Den norske forfatter Karl Ove Knausgård er aktuel med romanen "Min kamp" på dansk.

Situada no meio de um descampado em muitos quilômetros, em que ninguém está por perto para ser vizinho, existe uma pequena casa. Ela fica às margens da BR 392, quase chegando à cidade de Pelotas, desencontrada na paisagem e, talvez por isso, tão marcante. Quando coloquei o olho na capa da obra foi essa paisagem que, imediatamente, apareceu em algum tipo de memória subjetiva. Primeira parte da trilogia Minha Luta, do norueguês Karl Ove Knausgård, a imagem da capa remete a uma mesma casa solitária, perdida em algum ponto da história, completamente solta na paisagem. Ler a história de Karl, que é contada em seis volumes, se transformou numa aproximação dessa casa, da vida real e a da imagem que estampa a edição lançada no Brasil. Criar um sentido, para algo real a partir de um livro, dar carne e algum tipo de alma, foi uma experiências tão nova quanto involuntária.

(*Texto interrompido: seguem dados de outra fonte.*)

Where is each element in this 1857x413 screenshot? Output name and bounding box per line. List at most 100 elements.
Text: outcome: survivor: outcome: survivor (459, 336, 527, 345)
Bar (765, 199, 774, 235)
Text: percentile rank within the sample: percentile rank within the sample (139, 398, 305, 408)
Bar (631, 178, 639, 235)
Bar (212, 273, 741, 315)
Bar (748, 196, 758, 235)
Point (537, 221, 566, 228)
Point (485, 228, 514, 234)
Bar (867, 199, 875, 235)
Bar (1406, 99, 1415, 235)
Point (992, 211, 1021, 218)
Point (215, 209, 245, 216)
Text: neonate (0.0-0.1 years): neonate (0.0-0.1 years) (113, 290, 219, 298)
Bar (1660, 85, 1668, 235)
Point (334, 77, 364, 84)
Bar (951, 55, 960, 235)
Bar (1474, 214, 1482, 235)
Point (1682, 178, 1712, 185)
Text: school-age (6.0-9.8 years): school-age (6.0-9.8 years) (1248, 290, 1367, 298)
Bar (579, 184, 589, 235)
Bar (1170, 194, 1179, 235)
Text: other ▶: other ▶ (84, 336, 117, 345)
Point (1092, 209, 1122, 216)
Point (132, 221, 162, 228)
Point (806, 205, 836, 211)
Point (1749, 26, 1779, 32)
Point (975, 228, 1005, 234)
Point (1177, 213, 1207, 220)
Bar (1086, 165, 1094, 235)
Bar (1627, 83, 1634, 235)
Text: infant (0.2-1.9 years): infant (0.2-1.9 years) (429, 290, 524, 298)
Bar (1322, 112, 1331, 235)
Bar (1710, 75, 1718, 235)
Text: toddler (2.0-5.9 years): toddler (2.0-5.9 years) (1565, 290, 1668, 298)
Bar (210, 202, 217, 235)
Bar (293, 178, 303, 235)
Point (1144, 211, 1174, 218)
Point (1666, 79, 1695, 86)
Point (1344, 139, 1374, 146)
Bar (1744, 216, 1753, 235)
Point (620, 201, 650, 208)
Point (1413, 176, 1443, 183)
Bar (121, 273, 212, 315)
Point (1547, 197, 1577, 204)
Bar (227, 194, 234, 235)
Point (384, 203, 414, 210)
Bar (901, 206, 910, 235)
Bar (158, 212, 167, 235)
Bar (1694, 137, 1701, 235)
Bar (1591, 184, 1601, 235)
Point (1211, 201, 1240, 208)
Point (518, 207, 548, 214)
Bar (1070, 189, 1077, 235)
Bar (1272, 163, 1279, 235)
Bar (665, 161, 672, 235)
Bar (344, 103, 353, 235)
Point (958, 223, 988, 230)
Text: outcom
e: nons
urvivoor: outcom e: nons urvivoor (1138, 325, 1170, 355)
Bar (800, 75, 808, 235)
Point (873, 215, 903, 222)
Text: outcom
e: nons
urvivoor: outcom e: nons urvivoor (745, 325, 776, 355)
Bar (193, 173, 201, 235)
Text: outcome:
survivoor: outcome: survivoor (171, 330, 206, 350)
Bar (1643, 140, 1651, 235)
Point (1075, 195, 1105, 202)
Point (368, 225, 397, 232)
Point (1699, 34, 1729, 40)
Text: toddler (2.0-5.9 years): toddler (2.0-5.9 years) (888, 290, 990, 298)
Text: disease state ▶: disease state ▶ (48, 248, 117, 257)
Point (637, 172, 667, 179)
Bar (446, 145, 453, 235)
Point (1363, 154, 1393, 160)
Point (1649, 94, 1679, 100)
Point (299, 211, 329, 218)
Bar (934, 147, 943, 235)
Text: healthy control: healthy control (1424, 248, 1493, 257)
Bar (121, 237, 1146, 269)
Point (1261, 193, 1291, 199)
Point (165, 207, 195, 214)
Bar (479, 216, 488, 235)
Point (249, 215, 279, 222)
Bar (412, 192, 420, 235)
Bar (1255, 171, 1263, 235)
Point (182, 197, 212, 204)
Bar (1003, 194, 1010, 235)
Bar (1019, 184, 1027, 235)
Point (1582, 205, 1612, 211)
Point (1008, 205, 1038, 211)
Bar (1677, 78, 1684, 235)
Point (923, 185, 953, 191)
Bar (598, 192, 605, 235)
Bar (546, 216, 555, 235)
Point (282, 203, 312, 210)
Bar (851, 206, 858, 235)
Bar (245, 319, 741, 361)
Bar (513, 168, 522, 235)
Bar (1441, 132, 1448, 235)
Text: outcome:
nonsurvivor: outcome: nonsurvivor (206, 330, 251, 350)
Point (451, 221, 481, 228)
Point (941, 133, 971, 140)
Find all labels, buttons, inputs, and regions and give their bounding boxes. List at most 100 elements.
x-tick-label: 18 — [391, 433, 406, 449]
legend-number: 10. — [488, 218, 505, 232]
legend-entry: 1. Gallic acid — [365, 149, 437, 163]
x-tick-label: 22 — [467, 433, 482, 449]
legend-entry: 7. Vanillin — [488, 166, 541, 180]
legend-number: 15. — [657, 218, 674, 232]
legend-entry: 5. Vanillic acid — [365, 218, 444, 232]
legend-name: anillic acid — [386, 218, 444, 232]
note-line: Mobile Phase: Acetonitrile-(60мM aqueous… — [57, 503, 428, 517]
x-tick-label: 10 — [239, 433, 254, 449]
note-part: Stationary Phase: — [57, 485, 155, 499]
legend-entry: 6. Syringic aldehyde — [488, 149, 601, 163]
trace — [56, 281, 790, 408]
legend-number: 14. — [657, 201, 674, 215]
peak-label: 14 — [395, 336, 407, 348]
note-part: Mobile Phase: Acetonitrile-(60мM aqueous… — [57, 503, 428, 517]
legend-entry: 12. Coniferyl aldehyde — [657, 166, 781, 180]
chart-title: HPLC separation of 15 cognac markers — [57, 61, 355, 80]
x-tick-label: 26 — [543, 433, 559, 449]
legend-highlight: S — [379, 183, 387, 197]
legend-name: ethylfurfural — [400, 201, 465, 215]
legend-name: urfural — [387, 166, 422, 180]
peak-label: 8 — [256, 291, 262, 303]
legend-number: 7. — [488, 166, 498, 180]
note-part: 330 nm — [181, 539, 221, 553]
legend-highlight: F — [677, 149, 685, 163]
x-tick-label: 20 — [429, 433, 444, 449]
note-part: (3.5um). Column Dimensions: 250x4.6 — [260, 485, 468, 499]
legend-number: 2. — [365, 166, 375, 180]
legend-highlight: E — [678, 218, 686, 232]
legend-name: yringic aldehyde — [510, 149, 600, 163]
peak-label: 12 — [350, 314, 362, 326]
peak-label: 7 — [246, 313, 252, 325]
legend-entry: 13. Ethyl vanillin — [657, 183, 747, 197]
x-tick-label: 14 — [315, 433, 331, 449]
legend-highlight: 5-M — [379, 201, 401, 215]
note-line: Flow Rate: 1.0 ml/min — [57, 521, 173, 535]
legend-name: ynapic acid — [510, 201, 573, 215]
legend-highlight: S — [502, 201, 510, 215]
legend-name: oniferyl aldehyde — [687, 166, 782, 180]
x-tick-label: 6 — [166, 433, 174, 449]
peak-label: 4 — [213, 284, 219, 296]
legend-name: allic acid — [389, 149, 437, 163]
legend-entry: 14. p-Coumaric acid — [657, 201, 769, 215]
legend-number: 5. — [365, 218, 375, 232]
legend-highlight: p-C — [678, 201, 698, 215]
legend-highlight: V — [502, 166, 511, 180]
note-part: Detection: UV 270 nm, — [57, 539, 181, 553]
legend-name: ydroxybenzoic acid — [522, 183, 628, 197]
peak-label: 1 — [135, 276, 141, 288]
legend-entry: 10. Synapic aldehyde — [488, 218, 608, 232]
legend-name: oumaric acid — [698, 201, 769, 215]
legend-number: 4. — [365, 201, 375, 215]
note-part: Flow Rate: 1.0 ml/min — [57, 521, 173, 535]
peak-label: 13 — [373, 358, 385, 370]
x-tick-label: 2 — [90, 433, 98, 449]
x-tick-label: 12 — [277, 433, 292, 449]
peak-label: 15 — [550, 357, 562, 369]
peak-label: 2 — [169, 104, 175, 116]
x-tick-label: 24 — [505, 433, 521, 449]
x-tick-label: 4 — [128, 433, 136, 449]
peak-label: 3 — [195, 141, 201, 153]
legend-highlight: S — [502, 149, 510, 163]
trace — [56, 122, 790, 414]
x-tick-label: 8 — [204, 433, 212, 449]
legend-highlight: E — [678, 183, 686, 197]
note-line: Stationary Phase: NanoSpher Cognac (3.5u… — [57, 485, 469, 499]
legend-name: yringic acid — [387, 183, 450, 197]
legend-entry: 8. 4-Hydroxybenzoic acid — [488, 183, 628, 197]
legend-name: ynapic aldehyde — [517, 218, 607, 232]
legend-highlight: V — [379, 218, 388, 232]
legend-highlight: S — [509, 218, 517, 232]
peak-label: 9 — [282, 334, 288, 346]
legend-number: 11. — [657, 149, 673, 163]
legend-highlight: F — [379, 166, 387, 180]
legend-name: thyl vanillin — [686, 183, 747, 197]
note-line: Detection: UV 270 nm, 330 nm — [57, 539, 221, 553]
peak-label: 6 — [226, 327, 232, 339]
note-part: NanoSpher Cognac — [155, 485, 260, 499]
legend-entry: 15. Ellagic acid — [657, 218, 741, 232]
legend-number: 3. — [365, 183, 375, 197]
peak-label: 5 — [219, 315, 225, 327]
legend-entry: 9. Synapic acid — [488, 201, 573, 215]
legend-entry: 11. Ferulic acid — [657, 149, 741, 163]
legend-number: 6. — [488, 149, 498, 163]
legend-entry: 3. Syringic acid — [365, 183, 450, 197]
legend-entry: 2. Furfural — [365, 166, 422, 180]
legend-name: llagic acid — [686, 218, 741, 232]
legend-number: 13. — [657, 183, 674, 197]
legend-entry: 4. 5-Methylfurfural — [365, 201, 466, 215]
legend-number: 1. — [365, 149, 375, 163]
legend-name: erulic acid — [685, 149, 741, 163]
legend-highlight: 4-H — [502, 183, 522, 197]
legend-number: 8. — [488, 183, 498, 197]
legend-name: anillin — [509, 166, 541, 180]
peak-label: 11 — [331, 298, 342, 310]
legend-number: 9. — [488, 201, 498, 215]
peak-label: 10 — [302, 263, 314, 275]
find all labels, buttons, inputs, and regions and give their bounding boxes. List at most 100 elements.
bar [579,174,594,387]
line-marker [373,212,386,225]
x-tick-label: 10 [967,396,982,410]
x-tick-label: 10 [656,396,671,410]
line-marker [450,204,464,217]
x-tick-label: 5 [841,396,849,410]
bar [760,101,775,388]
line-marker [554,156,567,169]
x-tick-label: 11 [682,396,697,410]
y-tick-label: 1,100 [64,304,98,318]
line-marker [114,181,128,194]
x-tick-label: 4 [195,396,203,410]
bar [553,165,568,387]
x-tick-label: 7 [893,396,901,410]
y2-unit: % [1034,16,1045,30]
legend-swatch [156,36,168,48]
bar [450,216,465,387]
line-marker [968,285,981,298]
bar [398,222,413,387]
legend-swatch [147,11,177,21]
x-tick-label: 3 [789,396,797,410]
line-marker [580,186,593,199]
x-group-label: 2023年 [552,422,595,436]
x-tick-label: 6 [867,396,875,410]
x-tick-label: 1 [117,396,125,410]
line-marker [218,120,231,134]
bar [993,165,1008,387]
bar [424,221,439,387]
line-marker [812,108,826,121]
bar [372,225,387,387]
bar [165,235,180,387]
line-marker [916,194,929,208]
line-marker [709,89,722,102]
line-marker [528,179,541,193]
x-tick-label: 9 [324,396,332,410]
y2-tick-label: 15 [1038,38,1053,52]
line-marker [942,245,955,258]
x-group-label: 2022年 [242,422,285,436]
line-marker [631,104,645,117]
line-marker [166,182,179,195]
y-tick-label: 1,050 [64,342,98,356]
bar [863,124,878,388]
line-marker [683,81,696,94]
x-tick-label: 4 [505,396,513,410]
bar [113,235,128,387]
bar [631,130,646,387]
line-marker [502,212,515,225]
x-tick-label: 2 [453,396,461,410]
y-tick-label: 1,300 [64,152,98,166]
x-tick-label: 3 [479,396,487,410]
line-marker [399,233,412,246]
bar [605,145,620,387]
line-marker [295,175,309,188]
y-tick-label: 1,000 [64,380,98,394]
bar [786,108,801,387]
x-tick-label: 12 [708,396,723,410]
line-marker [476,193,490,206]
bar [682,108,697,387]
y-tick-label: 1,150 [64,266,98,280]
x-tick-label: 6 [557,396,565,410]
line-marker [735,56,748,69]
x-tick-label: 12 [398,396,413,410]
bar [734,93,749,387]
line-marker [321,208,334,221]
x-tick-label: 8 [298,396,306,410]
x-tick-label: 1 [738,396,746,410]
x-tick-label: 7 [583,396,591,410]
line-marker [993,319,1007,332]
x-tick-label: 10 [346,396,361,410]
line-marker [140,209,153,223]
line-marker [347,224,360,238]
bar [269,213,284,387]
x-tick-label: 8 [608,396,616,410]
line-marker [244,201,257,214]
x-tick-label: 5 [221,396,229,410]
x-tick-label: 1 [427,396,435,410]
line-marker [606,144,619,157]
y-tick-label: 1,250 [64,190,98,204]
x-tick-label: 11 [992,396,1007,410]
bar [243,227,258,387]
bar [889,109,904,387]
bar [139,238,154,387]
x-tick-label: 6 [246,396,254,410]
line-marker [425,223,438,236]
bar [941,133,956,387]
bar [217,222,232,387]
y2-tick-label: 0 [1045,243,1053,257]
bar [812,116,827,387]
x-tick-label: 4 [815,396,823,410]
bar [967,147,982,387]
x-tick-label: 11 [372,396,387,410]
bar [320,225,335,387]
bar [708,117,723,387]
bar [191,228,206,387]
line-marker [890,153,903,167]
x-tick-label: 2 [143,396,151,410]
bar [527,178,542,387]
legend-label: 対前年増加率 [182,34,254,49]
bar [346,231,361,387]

Aconteceu. Quando dei por mim, tava ali.
Escrito enquanto biografia, A Morte do Pai resume no título a situação-chave que ocorre no livro. Já sabemos que ocorrerá a “morte”, não existe propriamente uma surpresa, por isso o interesse está em acompanhar o significado desse acontecimento na vida do protagonista. E não um significado após o ocorrido, mas como alguém elabora uma imagem, uma representação paterna, que irá ser acessada imediatamente à morte. Acompanhamos o protagonista em sua infância e juventude construindo essa relação com o pai, que foi muito mais presente na sua criação do que a mãe, projetada com doçura pelo filho incapaz de perceber sua ausência. É o pai a figura central, por isso é a partir dele que sensibilidades virão à tona para serem incorporadas, ou repelidas dentro de um caráter em formação, como é o de Karl Ove Knausgård nessa primeira parte do romance. E o protagonista/autor sabe disso, dessa influência, por mais que a rejeite. O duro é que ele sabe…

Observar a intimidade alheia sempre incomoda, mesmo que você seja convidado a isso. Por isso existe uma agonia no livro, uma emergência que torna ele cada vez mais denso à medida que o autor expõe mais e mais a si mesmo – assim como o tamanho que o pai ocupa na sua escrita enquanto autor, e na escrita de si como sujeito no mundo. A intimidade mais exposta de todas é a morte, como ela é organizada dentro da vida de alguém, como ela se inscreve e é processada ao longo da trajetória das pessoas.

Para o coração a vida é simples: ele bate enquanto puder. E então para. Cedo ou tarde, mais dia, menos dia, cessa aquele movimento repetitivo e involuntário, e o sangue começa a escorrer para o ponto mais inferior do corpo, onde acumula numa pequena poça, visível do exterior como uma área escura e flácida numa pele cada vez mais pálida, tudo isso enquanto a temperatura cai, as juntas se enrijecem e as estranhas se esvaem. Essas transformações das primeiras horas se dão lentamente e com tal constância que há um que de ritualístico nelas, como se a vida capitulasse diante das regras determinadas, um tipo de gentlemen’s agreement que os representantes da morte respeitam enquanto aguardam a vida se retirar de cena para então invadirem novo território. (p. 7)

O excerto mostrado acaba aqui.